I can tell the latter is not going to be an easy milestone. One year wasn't nearly as bad as I thought it would be. Sure I was sad to not be able to celebrate with him and share in that day. But I guess since I had just gotten to Hawaii it wasn't really on my mind too much. I remember my husband asking me to go somewhere with him. I don't know if it was because he knew I didn't want to be left alone that day or if he just wanted me to go with him. Either way, I was so grateful for that. I definitely don't want to be stuck alone this year either and I'm praying so hard that my husband will be in town around that time and not away.
I'd like to do something special on that day but at the same time I'd also like to just go about my day as if it were a regular day. Its hard to forget that day altogether though. I mean, my life changed so much Dec 10, 2008 and I don't think anyone forgets the day they delivered their children, even if they're no longer with them. The year might get fuzzy but his birthday will always be remembered.

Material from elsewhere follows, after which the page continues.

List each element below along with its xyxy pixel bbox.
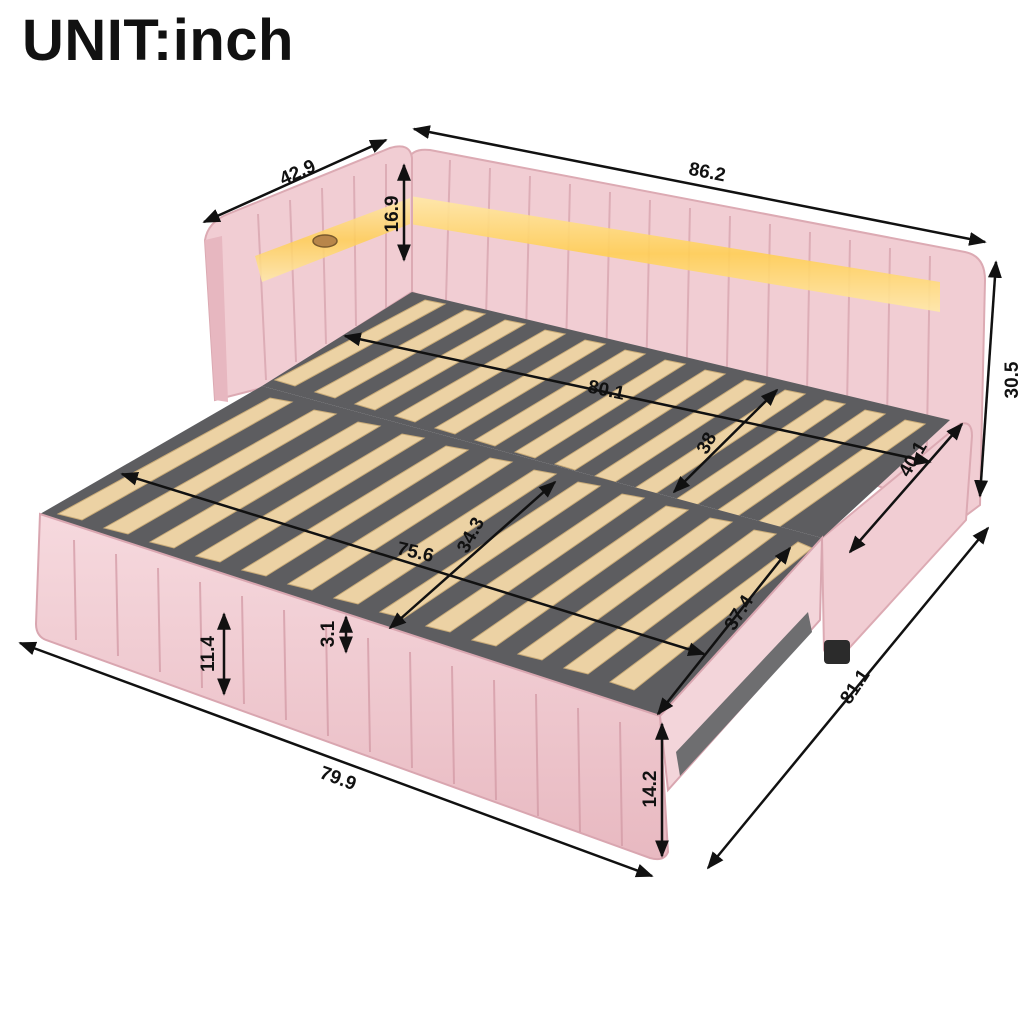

I said earlier I could tell it is going to be rough, and its because I've been more irritable and moody lately. And that usually makes me even more emotional than ever. And I'm going to be on pins and needles waiting for a new update on him. I never realized how much I'd miss him and how much I'd want to know how he's doing and what he looks like. But I just love to see his picture and hear how he is doing. And having to wait to hear from them is hard. I didn't think itd be like this. And I thought there would be more openness. And it hurts every time I think about what they said about cutting back on contact. And I kick myself every time I doubt them, because they've come through every time this far. I just can't stand that open adoption isn't legally binding. And I kick myself for not being more verbal about what I wanted before the adoption was finalized.
This whole experience has made me trust and rely on God so much and its made me a better person, but at the same time its killed me. I'm not the same girl, some days I hardly recognize myself. I've become bitter, and I've gotten mean. My poor husband has gotten the worst of it, and I feel horrible. I'm working on these issues in therapy but they're still such big things. I honestly don't know if I will ever get past this. I want to move on and make a better life for me. But I'm still so afraid of letting go. Its almost as if I need this pain to make me know I'm alive.
So Sunday is my 1 year anniversary with my husband and its also Halloween. I can't wait to hand out candy and see all the kids dressed up. And I cannot wait to taste the cake I'm having made...what I wouldn't give for some cake now ha!